Chan Cheong Xin, Beiko Robert G, Ragan Mark A
Institute for Molecular Bioscience, The University of Queensland, Brisbane, QLD, 4072, Australia.
Faculty of Computer Science, Dalhousie University, Halifax, NS, B3H 4R2, Canada.
Methods Mol Biol. 2017;1525:421-432. doi: 10.1007/978-1-4939-6622-6_16.
Lateral genetic transfer (LGT) is the process by which genetic material moves between organisms (and viruses) in the biosphere. Among the many approaches developed for the inference of LGT events from DNA sequence data, methods based on the comparison of phylogenetic trees remain the gold standard for many types of problem. Identifying LGT events from sequenced genomes typically involves a series of steps in which homologous sequences are identified and aligned, phylogenetic trees are inferred, and their topologies are compared to identify unexpected or conflicting relationships. These types of approach have been used to elucidate the nature and extent of LGT and its physiological and ecological consequences throughout the Tree of Life. Advances in DNA sequencing technology have led to enormous increases in the number of sequenced genomes, including ultra-deep sampling of specific taxonomic groups and single cell-based sequencing of unculturable "microbial dark matter." Environmental shotgun sequencing enables the study of LGT among organisms that share the same habitat.This abundance of genomic data offers new opportunities for scientific discovery, but poses two key problems. As ever more genomes are generated, the assembly and annotation of each individual genome receives less scrutiny; and with so many genomes available it is tempting to include them all in a single analysis, but thousands of genomes and millions of genes can overwhelm key algorithms in the analysis pipeline. Identifying LGT events of interest therefore depends on choosing the right dataset, and on algorithms that appropriately balance speed and accuracy given the size and composition of the chosen set of genomes.

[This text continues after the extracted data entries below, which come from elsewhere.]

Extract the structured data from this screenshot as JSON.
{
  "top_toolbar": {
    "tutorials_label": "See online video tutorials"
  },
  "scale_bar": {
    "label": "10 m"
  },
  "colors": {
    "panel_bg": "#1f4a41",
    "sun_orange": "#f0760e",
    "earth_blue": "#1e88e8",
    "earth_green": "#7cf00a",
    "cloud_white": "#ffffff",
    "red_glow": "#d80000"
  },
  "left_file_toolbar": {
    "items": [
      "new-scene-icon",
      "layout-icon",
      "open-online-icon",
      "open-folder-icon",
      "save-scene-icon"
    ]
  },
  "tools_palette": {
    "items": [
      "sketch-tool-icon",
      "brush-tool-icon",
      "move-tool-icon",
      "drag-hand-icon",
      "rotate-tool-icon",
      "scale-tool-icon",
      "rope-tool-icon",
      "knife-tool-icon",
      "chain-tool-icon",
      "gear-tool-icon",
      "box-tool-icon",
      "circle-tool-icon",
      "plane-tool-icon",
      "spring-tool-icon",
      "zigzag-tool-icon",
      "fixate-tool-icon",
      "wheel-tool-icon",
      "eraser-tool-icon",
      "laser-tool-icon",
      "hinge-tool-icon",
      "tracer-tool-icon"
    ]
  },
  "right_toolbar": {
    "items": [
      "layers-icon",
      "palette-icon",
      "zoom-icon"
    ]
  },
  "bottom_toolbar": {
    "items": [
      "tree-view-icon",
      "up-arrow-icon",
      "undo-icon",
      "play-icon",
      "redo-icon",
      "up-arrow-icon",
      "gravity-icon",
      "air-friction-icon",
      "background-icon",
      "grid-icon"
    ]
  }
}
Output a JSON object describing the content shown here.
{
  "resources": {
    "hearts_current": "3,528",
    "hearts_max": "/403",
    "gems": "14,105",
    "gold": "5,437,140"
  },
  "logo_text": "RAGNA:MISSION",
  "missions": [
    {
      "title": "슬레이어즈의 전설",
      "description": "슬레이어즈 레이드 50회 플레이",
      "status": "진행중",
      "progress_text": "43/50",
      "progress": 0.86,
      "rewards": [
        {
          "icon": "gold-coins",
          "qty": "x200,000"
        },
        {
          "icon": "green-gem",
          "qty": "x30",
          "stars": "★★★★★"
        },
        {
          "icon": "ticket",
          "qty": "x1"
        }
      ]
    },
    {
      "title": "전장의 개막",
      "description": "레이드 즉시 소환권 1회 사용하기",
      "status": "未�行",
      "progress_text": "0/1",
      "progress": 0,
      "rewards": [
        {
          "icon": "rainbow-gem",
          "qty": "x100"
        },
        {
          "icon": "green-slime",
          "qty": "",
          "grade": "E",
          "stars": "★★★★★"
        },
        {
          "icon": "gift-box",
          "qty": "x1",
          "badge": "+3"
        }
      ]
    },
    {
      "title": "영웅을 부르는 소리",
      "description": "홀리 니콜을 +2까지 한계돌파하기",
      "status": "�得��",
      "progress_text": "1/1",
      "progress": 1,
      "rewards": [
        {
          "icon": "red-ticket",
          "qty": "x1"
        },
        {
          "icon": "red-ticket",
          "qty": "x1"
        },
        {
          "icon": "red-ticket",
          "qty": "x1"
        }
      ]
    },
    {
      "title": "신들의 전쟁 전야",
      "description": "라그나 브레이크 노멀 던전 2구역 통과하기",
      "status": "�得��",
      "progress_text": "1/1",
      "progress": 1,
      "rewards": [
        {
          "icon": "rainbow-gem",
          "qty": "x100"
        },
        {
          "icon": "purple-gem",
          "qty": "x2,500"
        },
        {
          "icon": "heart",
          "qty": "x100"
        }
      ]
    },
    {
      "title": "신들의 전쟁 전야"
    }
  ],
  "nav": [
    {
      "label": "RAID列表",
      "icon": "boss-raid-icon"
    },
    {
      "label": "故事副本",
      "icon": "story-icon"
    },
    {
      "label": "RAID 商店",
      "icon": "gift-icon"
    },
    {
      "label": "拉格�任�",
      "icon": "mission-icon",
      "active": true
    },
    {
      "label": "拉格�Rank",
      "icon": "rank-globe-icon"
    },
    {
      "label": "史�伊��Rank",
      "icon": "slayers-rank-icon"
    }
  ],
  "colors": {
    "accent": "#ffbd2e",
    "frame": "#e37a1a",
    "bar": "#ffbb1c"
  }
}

横向基因转移(LGT)是遗传物质在生物圈中的生物体(和病毒)之间移动的过程。在为从DNA序列数据推断LGT事件而开发的众多方法中,基于系统发育树比较的方法仍然是许多类型问题的黄金标准。从已测序的基因组中识别LGT事件通常涉及一系列步骤,其中包括识别和比对同源序列、推断系统发育树,并比较它们的拓扑结构以识别意外或冲突的关系。这些方法已被用于阐明整个生命之树中LGT的性质和程度及其生理和生态后果。DNA测序技术的进步导致已测序基因组的数量大幅增加,包括对特定分类群的超深度采样和对不可培养的“微生物暗物质”进行基于单细胞的测序。环境鸟枪法测序能够研究共享同一栖息地的生物体之间的LGT。这种丰富的基因组数据为科学发现提供了新机会,但也带来了两个关键问题。随着生成的基因组越来越多,每个个体基因组的组装和注释受到的审查就越少;而且有如此多的基因组可供使用,人们很容易将它们全部纳入单一分析中,但数千个基因组和数百万个基因可能会使分析流程中的关键算法不堪重负。因此,识别感兴趣的LGT事件取决于选择合适的数据集,以及取决于能够根据所选基因组集的大小和组成适当平衡速度和准确性的算法。